Harga tiket pesawat diprediksi naik pada Mei 2026 akibat kenaikan harga avtur, memicu inflasi transportasi.

(Bisnis.Com) 04/05/26 19:00 210804

Bisnis.com, JAKARTA — Indonesia National Air Carriers Association (INACA) menanggapi terkait dengan harga tiket pesawat yang menjadi pendorong utama inflasi April 2026, sejalan dengan kenaikan harga avtur.

Sekretaris Jenderal INACA, Bayu Sutanto bahkan memperkirakan, kenaikan harga avtur masih akan mendorong inflasi kelompok transportasi pada Mei 2026 mendatang.

Hal tersebut seiring potensi kenaikan harga tiket pesawat di tengah ruang gerak maskapai yang semakin terbatas akibat regulasi tarif dan lonjakan biaya operasional.

“Karena bulan Mei harga avtur naik kurang lebih 16% yang diperkirakan harga tiket pesawat juga akan naik,” kata Bayu kepada Bisnis, Senin (4/5/2026).

Di sisi lain, Bayu mengatakan kondisi operasional maskapai domestik masih berada dalam tekanan. Menurutnya, ruang penyesuaian bisnis maskapai sangat terbatas karena tarif batas atas (TBA), fuel surcharge, dan harga avtur masih diatur pemerintah.

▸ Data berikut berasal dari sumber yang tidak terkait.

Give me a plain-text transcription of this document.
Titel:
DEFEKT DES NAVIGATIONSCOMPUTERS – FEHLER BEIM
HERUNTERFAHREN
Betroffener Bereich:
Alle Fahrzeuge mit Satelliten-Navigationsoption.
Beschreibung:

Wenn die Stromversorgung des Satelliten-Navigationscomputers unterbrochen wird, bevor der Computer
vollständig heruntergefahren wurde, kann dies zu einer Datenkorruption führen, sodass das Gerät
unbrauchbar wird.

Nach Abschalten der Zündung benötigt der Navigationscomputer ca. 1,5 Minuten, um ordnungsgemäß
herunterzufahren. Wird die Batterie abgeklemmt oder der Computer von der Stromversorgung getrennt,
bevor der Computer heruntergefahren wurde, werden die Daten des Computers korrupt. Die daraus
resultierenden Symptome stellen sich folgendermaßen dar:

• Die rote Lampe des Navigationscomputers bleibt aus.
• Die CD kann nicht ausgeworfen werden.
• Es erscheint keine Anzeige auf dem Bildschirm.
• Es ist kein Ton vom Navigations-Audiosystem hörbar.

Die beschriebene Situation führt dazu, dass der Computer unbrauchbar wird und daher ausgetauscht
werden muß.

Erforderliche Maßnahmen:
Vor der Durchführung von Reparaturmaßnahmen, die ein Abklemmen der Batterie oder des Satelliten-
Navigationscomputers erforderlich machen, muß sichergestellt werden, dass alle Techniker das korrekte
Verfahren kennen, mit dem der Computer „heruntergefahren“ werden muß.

Akibatnya, maskapai lebih banyak mengambil langkah efisiensi untuk menjaga keberlangsungan usaha, mulai dari pengurangan frekuensi penerbangan hingga efisiensi operasional lainnya.

INACA pun berharap pemerintah mempercepat revisi TBA yang sebelumnya ditunda, dan membuat mekanisme fuel surcharge lebih fleksibel mengikuti perubahan harga avtur setiap bulan.

Sementara itu, sebulan setelah pemerintah mengumumkan insentif untuk sektor angkutan udara, dampaknya dinilai belum terlalu signifikan bagi kondisi maskapai domestik.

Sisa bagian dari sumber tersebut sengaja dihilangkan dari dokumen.